Apple is borderline reckless and they officially support phones for 10 years IIRC. And that limitation is imposed by the business bottom line. Capitalism aside, engineers who can’t make a smartphone that lasts 20 years would be lacking in competency.
Captive portals are a messy hack. You do not need a captive portal to supply Wi-Fi in the first place. The suppliers do not advertise “we have a captive portal”. They advertise “Wi-Fi”, which my oldest phone (AOS 2.3) and my Nokia n800 (pre-smartphone) supports out of the box. They still connect to wi-fi today. You might be right that a pusher of forced obsolescence by way of incompetently implemented captive portal can argue in court that their advertising has immunity to old devices, but this won’t fool engineers who know they’ve needlessly drawn an arbitrary line. If the truth-in-advertising outcome would be that their “Wi-Fi” sign has to become “Wi-Fi available only for new phones”, I would be fine with that.
I have had issues with these portals before. I’ve never gotten s VPN to work to bypass them though and I’ve tried.
However, when I do have issues I can usually log in to the router’s home page (usually 192.186.1.1) and it will bring up the captive portal for me.
Whenever you accept the TOS, your device is somehow registered/authenticated against their servers. Such a session establishment of course should be secured through TLS, just like all web traffic in general. Frankly, I see the issue here clearly on your side; you have to make sure your device supports up-to-date cryptography standards.
I saw in a different comment that you do not want to replace your phone but you definitely have to replace your software. Find an older build of lineageOS (well, probably even CyanogenMod in this case) and migrate to that. Even if it is based on Android 8, it would still be much more in line with modern security than what you are running now.
Btw, the complaint of you not being able to do banking through your browser anymore while it does not support TLS 1.3 really made me laugh, thank you!
I don't think you realize just how big the risk is that you are putting yourself in with such old software.
The MAC address and assigned IP address are both visible outside that TLS tunnel. What information are you protecting from what threat?

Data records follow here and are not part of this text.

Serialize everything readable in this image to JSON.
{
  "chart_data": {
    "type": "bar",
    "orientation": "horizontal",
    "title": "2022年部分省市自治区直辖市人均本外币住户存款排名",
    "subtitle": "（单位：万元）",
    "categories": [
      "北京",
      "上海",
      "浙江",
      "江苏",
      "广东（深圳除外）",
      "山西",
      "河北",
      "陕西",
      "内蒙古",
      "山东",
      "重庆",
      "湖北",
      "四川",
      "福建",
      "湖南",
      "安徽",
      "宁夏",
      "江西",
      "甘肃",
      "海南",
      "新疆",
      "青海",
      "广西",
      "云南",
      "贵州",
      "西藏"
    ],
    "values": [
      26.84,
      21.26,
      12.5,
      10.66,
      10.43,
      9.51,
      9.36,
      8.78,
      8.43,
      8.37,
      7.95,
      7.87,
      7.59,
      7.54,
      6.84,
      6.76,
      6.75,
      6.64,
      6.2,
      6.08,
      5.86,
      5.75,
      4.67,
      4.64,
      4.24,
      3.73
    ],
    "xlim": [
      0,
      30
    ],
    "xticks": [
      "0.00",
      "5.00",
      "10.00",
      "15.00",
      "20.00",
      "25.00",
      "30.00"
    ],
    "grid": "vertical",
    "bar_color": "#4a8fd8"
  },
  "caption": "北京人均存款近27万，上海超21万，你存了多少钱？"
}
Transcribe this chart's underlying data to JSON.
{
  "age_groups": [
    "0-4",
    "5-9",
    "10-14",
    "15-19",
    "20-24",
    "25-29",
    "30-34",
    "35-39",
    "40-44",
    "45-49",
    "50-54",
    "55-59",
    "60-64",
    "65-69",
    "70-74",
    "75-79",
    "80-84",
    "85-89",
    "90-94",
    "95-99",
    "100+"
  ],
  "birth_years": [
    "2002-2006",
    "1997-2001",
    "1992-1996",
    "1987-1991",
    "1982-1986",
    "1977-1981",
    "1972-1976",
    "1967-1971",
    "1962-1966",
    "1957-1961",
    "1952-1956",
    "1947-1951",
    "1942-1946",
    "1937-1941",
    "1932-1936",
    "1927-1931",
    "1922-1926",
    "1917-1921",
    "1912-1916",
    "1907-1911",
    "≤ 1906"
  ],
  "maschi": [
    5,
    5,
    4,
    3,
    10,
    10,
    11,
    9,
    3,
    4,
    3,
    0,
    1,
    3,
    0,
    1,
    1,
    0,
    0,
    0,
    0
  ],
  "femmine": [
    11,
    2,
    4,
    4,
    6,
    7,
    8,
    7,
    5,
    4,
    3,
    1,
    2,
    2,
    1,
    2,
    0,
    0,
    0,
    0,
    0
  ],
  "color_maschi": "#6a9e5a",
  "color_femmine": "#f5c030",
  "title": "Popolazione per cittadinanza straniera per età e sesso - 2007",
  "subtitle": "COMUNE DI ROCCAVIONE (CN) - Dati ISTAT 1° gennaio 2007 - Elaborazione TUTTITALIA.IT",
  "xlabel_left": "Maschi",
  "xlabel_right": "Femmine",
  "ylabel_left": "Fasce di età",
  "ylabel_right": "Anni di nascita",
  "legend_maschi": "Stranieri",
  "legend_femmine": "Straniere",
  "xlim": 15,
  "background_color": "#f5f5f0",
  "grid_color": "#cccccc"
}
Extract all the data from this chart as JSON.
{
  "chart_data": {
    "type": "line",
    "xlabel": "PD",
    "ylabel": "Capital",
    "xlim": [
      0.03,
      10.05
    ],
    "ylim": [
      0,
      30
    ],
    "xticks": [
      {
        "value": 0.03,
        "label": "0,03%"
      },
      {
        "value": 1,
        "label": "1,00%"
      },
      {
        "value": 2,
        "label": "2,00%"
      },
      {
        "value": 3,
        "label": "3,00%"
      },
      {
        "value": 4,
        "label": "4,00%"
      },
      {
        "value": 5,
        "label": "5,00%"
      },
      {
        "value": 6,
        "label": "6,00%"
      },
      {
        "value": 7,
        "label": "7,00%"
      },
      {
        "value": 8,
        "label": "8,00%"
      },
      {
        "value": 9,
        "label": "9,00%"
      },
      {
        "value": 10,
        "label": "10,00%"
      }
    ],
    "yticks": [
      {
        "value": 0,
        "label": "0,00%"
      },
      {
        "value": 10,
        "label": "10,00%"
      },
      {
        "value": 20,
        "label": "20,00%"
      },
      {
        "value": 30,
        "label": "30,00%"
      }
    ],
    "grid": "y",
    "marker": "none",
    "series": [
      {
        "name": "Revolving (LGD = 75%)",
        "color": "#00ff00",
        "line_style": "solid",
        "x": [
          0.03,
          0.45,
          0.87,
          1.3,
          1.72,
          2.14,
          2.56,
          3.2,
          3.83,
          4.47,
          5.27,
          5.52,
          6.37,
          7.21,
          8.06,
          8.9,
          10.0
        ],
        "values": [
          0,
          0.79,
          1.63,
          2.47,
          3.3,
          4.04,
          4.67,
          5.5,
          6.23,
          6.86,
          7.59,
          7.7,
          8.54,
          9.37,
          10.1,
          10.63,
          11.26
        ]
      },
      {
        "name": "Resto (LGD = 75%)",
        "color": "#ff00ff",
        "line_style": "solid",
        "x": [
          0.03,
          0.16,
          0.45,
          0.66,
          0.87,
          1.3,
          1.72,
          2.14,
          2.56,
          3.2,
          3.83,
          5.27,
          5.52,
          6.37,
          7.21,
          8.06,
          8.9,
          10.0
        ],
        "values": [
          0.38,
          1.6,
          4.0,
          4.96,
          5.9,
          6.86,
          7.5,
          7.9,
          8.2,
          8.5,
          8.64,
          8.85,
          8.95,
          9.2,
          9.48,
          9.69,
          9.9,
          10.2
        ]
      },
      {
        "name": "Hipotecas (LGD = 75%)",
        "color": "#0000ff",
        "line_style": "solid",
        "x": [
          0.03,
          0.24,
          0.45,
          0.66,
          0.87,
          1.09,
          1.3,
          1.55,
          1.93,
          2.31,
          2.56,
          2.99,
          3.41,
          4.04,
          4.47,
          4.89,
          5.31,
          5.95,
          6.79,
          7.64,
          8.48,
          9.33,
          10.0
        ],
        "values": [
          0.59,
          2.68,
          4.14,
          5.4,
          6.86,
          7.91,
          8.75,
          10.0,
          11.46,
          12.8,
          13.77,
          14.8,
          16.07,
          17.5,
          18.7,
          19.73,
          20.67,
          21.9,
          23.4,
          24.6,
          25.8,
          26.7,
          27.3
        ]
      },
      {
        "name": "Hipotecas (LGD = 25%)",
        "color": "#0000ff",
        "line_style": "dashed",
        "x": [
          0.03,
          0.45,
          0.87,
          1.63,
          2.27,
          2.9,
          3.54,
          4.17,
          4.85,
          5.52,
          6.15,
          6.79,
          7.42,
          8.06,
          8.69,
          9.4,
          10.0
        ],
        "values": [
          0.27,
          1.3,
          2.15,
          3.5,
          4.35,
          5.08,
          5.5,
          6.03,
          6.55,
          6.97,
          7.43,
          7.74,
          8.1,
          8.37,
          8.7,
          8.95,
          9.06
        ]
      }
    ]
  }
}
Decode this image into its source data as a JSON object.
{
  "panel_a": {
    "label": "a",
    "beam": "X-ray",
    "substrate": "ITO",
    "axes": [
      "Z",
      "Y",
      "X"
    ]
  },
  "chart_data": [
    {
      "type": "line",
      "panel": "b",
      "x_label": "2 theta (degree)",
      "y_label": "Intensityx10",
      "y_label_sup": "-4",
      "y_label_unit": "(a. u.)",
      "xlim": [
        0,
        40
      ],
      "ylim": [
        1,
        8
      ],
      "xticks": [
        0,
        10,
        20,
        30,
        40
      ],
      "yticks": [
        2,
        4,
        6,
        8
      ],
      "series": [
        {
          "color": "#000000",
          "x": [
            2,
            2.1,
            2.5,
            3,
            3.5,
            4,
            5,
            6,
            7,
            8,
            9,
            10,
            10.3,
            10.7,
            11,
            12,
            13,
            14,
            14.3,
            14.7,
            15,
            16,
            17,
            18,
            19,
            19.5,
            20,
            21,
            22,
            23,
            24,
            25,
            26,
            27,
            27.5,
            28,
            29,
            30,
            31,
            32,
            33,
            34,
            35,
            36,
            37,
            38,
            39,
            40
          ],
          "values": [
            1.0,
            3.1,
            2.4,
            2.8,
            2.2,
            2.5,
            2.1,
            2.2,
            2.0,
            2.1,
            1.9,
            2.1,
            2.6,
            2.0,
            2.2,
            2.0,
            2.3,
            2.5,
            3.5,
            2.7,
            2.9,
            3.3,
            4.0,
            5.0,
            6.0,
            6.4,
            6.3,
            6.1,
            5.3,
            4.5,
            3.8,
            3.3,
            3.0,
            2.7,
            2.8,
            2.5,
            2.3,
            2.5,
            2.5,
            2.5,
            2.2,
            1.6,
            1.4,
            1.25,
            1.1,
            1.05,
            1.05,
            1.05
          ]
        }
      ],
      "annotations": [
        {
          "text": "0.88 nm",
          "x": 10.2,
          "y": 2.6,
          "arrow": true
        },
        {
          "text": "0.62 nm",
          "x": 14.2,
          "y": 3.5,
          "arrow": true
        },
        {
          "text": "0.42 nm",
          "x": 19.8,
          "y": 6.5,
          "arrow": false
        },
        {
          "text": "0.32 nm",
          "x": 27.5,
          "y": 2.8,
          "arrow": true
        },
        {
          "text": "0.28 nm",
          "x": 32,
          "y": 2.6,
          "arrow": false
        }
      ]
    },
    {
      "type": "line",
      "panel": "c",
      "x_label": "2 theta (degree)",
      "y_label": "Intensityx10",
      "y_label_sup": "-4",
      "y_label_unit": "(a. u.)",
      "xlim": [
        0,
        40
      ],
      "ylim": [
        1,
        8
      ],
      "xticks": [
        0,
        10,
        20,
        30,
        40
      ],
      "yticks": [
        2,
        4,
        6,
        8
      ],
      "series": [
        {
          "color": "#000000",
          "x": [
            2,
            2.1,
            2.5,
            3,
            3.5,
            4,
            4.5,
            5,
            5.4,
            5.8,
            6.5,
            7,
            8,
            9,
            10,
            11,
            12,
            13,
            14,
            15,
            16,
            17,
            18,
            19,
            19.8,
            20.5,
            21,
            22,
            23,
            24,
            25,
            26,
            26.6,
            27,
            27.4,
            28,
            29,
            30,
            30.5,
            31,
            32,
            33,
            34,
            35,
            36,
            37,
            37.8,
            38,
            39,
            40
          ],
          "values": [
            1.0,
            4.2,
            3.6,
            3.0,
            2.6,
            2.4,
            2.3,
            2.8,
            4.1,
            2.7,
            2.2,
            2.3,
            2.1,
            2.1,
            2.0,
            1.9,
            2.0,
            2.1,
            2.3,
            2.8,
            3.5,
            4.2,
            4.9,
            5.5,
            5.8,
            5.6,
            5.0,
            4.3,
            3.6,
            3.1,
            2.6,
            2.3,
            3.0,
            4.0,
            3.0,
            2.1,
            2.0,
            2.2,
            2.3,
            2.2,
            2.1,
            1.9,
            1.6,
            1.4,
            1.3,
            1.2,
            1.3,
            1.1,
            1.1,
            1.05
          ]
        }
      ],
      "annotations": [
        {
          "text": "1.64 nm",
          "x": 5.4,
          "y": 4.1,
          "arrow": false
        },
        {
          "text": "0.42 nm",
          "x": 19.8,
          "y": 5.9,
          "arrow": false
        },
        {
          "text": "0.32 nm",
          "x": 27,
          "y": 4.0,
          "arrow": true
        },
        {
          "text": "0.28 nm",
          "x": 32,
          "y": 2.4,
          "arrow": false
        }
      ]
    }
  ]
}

You’re confusing different situations. The TLS 1.3 issue has nothing to do with the bank. Desktop computers are not trapped on old software. Androids are. The bank requires customers to:
I am ethically opposed to every single one of those preconditions independently, not only because of sloppy infosec and reckless disclosure but being forced to support a surveillance advertiser and also the power imbalance implied by non-free software. But just from an infosec PoV, why would a reader of cybersecurity on infosec.pub agree to all that?
You don’t seem to realize Android phones are designed for obsolescence and desktop PCs are not. The elimination of web access ensures users will be accessing their bank accounts with older software. Why would you endorse that? Not sure you realize that using an Android emulator ensures the ability to constantly run bleeding edge updated software. But the bank won’t have it. You also overestimate the security of code you cannot see to satisfy your threat model. How do you know the bank itself does not have spyware in their app that’s contrary to your security posture? Of course they do. They want to KYC.